Abstract: The study examines the historical backround of the origins of watermills in the Kingdom of Hungary. The paper is directed towards the process of spreading the watermill from the 11th to 13th centuries, with emphasis on question of the impact and role of Benedictine monks in this process. The work tries to compare the conclusions of older historians, and to re-evaluate the informative value of the sources. The aim of the work is to try to estimate the date of construction of the first watermills and identify the period when watermills became common in the Kingdom of Hungary.

Keywords: Watermill. Benedictines. Middle Ages. Donation. Lieges.

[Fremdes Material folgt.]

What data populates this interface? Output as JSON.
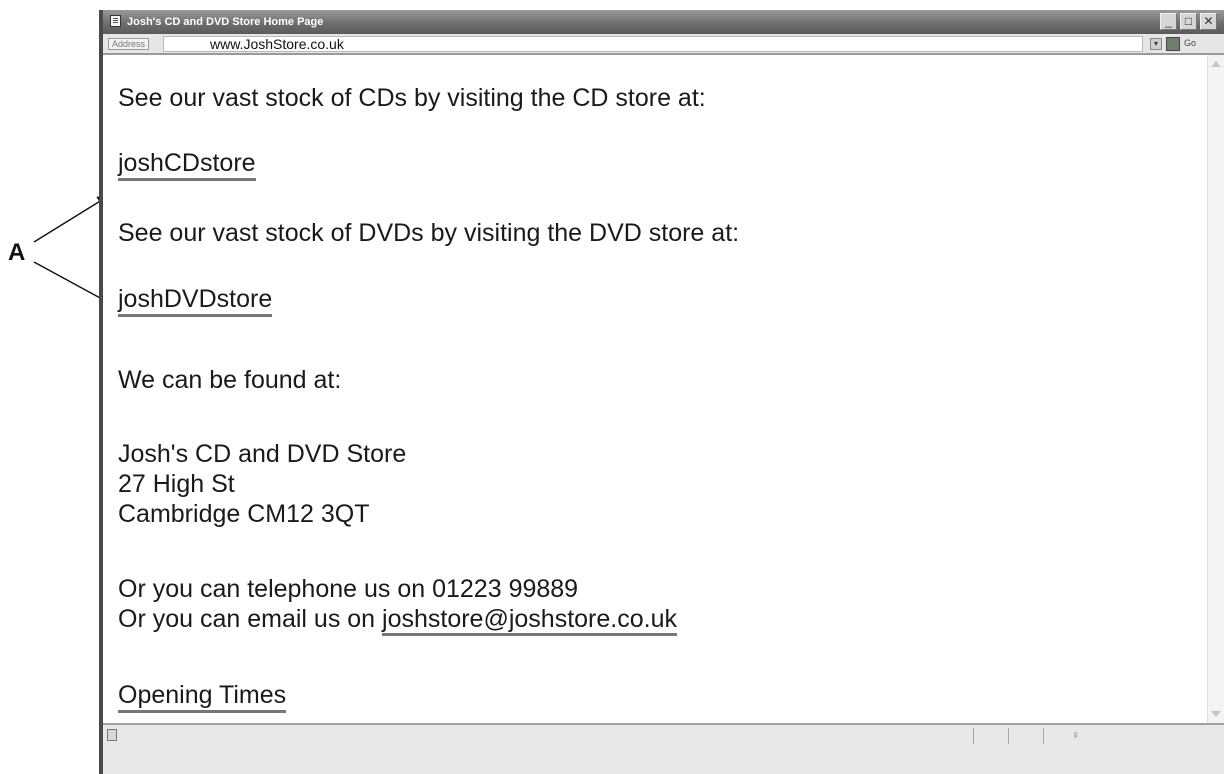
{
  "annotation": {
    "label": "A"
  },
  "window": {
    "title": "Josh's CD and DVD Store Home Page",
    "minimize_label": "_",
    "maximize_label": "□",
    "close_label": "✕"
  },
  "address_bar": {
    "label": "Address",
    "url": "www.JoshStore.co.uk",
    "go_label": "Go"
  },
  "content": {
    "cd_intro": "See our vast stock of CDs by visiting the CD store at:",
    "cd_link": "joshCDstore",
    "dvd_intro": "See our vast stock of DVDs by visiting the DVD store at:",
    "dvd_link": "joshDVDstore",
    "found_at": "We can be found at:",
    "address_lines": [
      "Josh's CD and DVD Store",
      "27 High St",
      "Cambridge CM12 3QT"
    ],
    "telephone": "Or you can telephone us on 01223 99889",
    "email_prefix": "Or you can email us on ",
    "email_link": "joshstore@joshstore.co.uk",
    "opening_times_link": "Opening Times"
  }
}
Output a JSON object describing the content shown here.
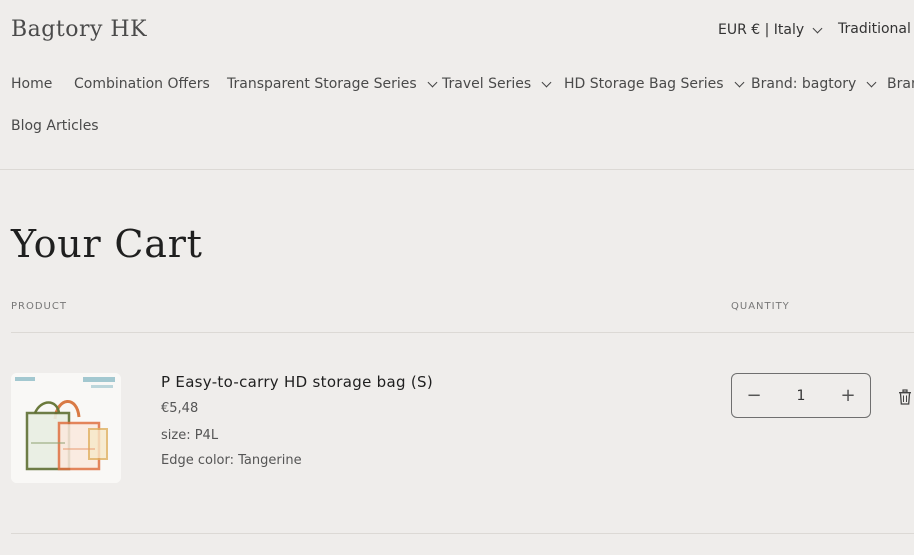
{
  "header": {
    "logo": "Bagtory HK",
    "locale_label": "EUR € | Italy",
    "language_label": "Traditional C"
  },
  "nav": {
    "items": [
      {
        "label": "Home",
        "has_dropdown": false
      },
      {
        "label": "Combination Offers",
        "has_dropdown": false
      },
      {
        "label": "Transparent Storage Series",
        "has_dropdown": true
      },
      {
        "label": "Travel Series",
        "has_dropdown": true
      },
      {
        "label": "HD Storage Bag Series",
        "has_dropdown": true
      },
      {
        "label": "Brand: bagtory",
        "has_dropdown": true
      },
      {
        "label": "Bran",
        "has_dropdown": false
      },
      {
        "label": "Blog Articles",
        "has_dropdown": false
      }
    ]
  },
  "cart": {
    "title": "Your Cart",
    "columns": {
      "product": "PRODUCT",
      "quantity": "QUANTITY"
    },
    "items": [
      {
        "name": "P Easy-to-carry HD storage bag (S)",
        "price": "€5,48",
        "size": "size: P4L",
        "edge_color": "Edge color: Tangerine",
        "quantity": "1",
        "decrease_symbol": "−",
        "increase_symbol": "+"
      }
    ]
  },
  "icons": {
    "chevron": "chevron-down-icon",
    "trash": "trash-icon"
  },
  "colors": {
    "background": "#efedeb",
    "text": "#3a3a3a",
    "divider": "#dcd9d5"
  }
}
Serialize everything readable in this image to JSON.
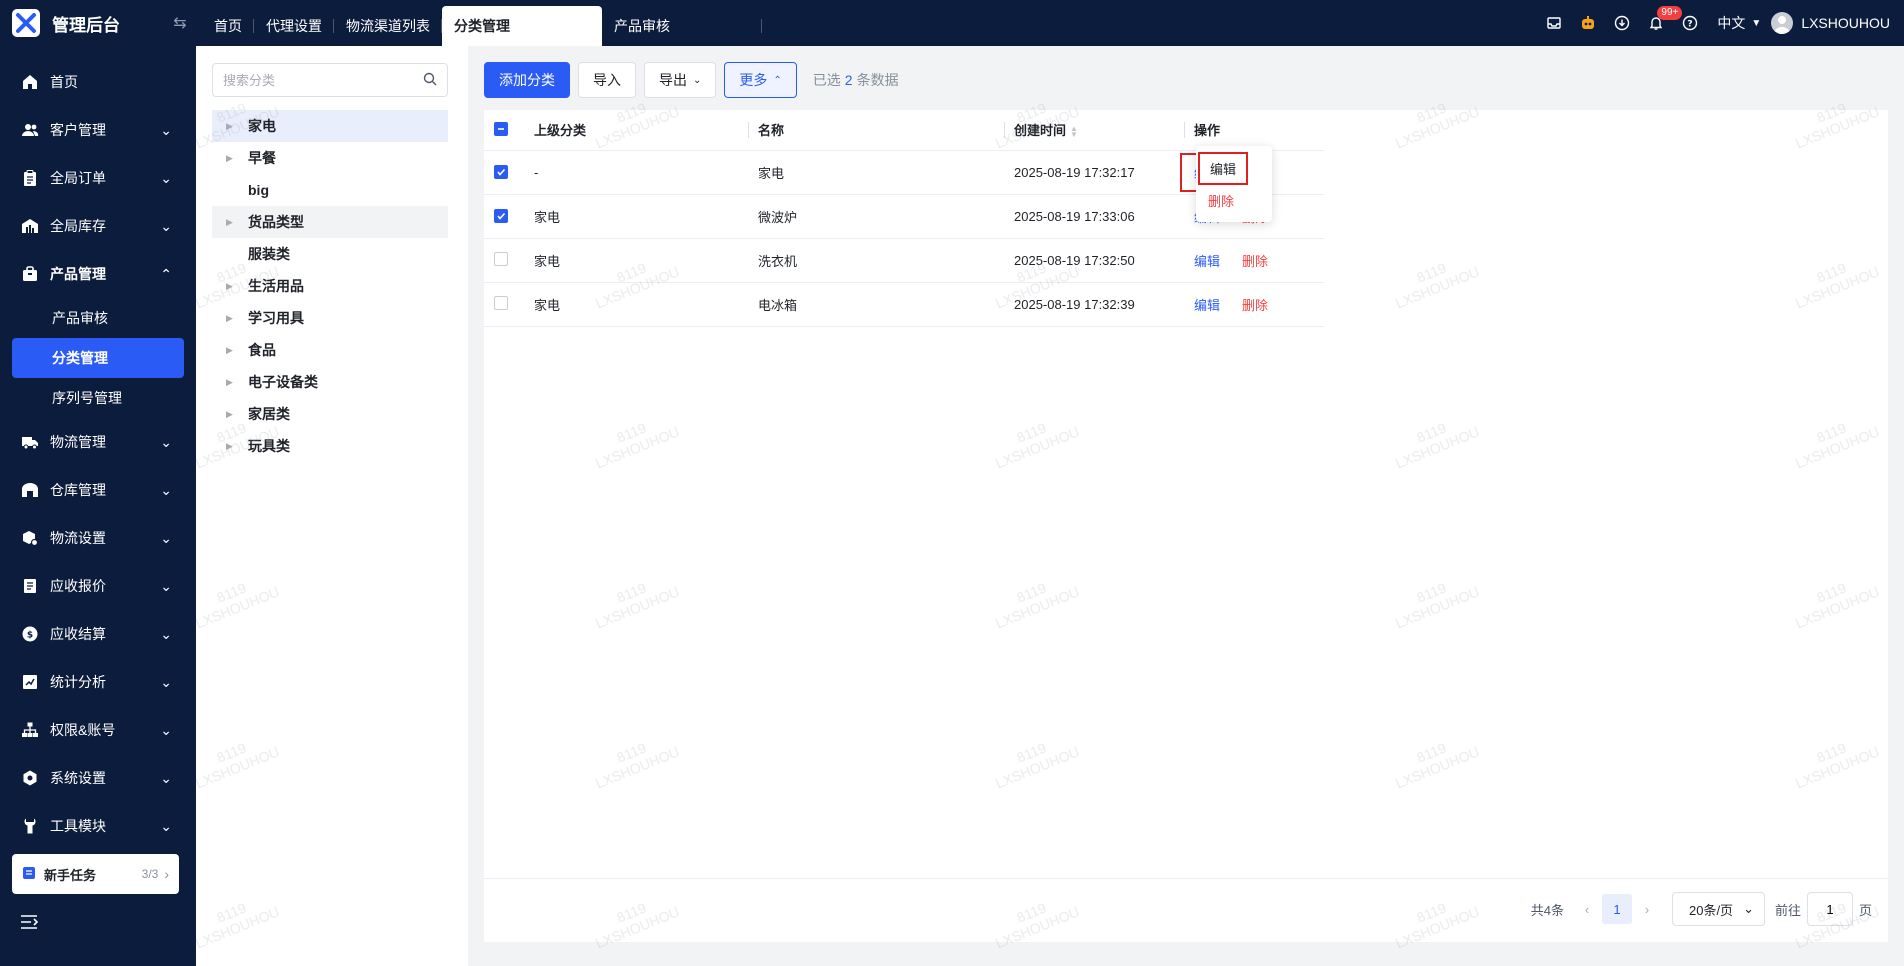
{
  "app": {
    "title": "管理后台"
  },
  "tabs": [
    {
      "label": "首页"
    },
    {
      "label": "代理设置"
    },
    {
      "label": "物流渠道列表"
    },
    {
      "label": "分类管理",
      "active": true
    },
    {
      "label": "产品审核"
    }
  ],
  "topbar": {
    "notification_badge": "99+",
    "language": "中文",
    "username": "LXSHOUHOU"
  },
  "sidebar": {
    "items": [
      {
        "label": "首页",
        "icon": "home-icon"
      },
      {
        "label": "客户管理",
        "icon": "users-icon"
      },
      {
        "label": "全局订单",
        "icon": "clipboard-icon"
      },
      {
        "label": "全局库存",
        "icon": "warehouse-icon"
      },
      {
        "label": "产品管理",
        "icon": "bag-icon",
        "expanded": true
      },
      {
        "label": "物流管理",
        "icon": "truck-icon"
      },
      {
        "label": "仓库管理",
        "icon": "store-icon"
      },
      {
        "label": "物流设置",
        "icon": "box-gear-icon"
      },
      {
        "label": "应收报价",
        "icon": "document-icon"
      },
      {
        "label": "应收结算",
        "icon": "coin-icon"
      },
      {
        "label": "统计分析",
        "icon": "chart-icon"
      },
      {
        "label": "权限&账号",
        "icon": "org-icon"
      },
      {
        "label": "系统设置",
        "icon": "settings-icon"
      },
      {
        "label": "工具模块",
        "icon": "wrench-icon"
      }
    ],
    "sub_items": [
      {
        "label": "产品审核"
      },
      {
        "label": "分类管理",
        "active": true
      },
      {
        "label": "序列号管理"
      }
    ],
    "task": {
      "label": "新手任务",
      "count": "3/3"
    }
  },
  "tree": {
    "search_placeholder": "搜索分类",
    "nodes": [
      {
        "label": "家电",
        "has_children": true
      },
      {
        "label": "早餐",
        "has_children": true
      },
      {
        "label": "big",
        "has_children": false
      },
      {
        "label": "货品类型",
        "has_children": true
      },
      {
        "label": "服装类",
        "has_children": false
      },
      {
        "label": "生活用品",
        "has_children": true
      },
      {
        "label": "学习用具",
        "has_children": true
      },
      {
        "label": "食品",
        "has_children": true
      },
      {
        "label": "电子设备类",
        "has_children": true
      },
      {
        "label": "家居类",
        "has_children": true
      },
      {
        "label": "玩具类",
        "has_children": true
      }
    ]
  },
  "toolbar": {
    "add_label": "添加分类",
    "import_label": "导入",
    "export_label": "导出",
    "more_label": "更多",
    "selected_prefix": "已选",
    "selected_count": "2",
    "selected_suffix": "条数据"
  },
  "dropdown": {
    "edit_label": "编辑",
    "delete_label": "删除"
  },
  "table": {
    "columns": [
      "上级分类",
      "名称",
      "创建时间",
      "操作"
    ],
    "rows": [
      {
        "parent": "-",
        "name": "家电",
        "created": "2025-08-19 17:32:17",
        "checked": true
      },
      {
        "parent": "家电",
        "name": "微波炉",
        "created": "2025-08-19 17:33:06",
        "checked": true
      },
      {
        "parent": "家电",
        "name": "洗衣机",
        "created": "2025-08-19 17:32:50",
        "checked": false
      },
      {
        "parent": "家电",
        "name": "电冰箱",
        "created": "2025-08-19 17:32:39",
        "checked": false
      }
    ],
    "edit_label": "编辑",
    "delete_label": "删除"
  },
  "pagination": {
    "total": "共4条",
    "current_page": "1",
    "page_size": "20条/页",
    "goto_prefix": "前往",
    "goto_value": "1",
    "goto_suffix": "页"
  },
  "watermark": {
    "line1": "8119",
    "line2": "LXSHOUHOU"
  },
  "colors": {
    "primary": "#2b5bf5",
    "danger": "#f53f3f",
    "nav_bg": "#0c1c3c"
  }
}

Resumé: Benediktiner und die Anfänge der Wassermühlen in Ungarn. Zur Frage der klösterlichen Wirtschaftsführung im 11.–12. Jahrhundert. Die Abhandlung beschäftigt sich mit der ersten Wassermühle in Ungarn im 11.–12. Jahrhundert und mit der Verbreitung dieser Technologie auf dem Besitz der Bene-diktinerklöster. In der Studie präsentiere ich die ungarischen Quellen vom 11.–12. Jahrhundert, die ich dann in einen breiteren europäischen Kontext stelle. In der Schlussfolgerung meiner Abhandlung korrigiere ich die Thesen über den rechtzeitigen Ausbau der Wassermühlen in Ungarn in der ersten Hälfte des 11. Jahrhunderts. Die ältesten zuverlässigen Daten über Mühlen stammen aus der zweiten Hälfte des 11. und 12. Jahrhunderts. Die Zahl der Mühlen der königlichen Klöster lässt auch in dieser Zeit keine dynamische Zunahme der Wassermühlen erkennen. Zahlreichere Mühlen erwähnen nur gefälschte Gründungsurkunden aristokratischer Klöster in der zweiten Hälfte des 11. Jahrhunderts, aber ich bevorzuge in ihrer Bewertung eine zurückhaltendere Meinung als die, die in den Werken einiger älterer und zeitgenössischer Historiker erscheint. Die Auskunftsquellen belegen erst im 13. Jahrhundert einen bedeutenden Ausbau der Wassermühlen. Aufgrund unzureichender Informationen über Schenkungen und andere Rechtsakte ist jedoch nicht auszuschließen, dass der Boom der Wassermühlen in Ungarn die letzten Jahrzehnte des 12. Jahrhunderts erfasst hat. Die Studie stellt auch ältere Ansichten der Benediktiner im 11. Jahrhundert als körperlich arbeitende Mönche, die in relativ armen Klöstern lebten, in Frage. Gleichzeitig deuten ungarische Quellen darauf hin, dass nicht nur Mönche die Ausbreitung der Wassermühlen beeinflussen könnten. Die Mühlen befinden sich auf dem Eigentum von Klöstern, aber auch auf dem Eigentum anderer kirchlicher Einrichtungen und Laien. Außerdem wurden Wassermühlen oft von Monarchen und Adligen an Klöster gespendet. Die Schenkungsurkunden und Vermögensinventare belegen, dass auch in Ungarn die ersten Benediktinerklöster meist reich gesicherte Anstalten waren und von den Benediktinern die Tätigkeit vor allem im geistlichen Bereich erwartet wurde. So konnte das Mönchtum an der Verbreitung des Wissens über Wassermühlen partizipieren, aber seine Verbreitung kam wohl erst mit der Anfahrt echter Handwerksmeister, also Fachhandwerker und Berufsmüller, die Wassermühlen nicht nur bauen, sondern auch reparieren konnten.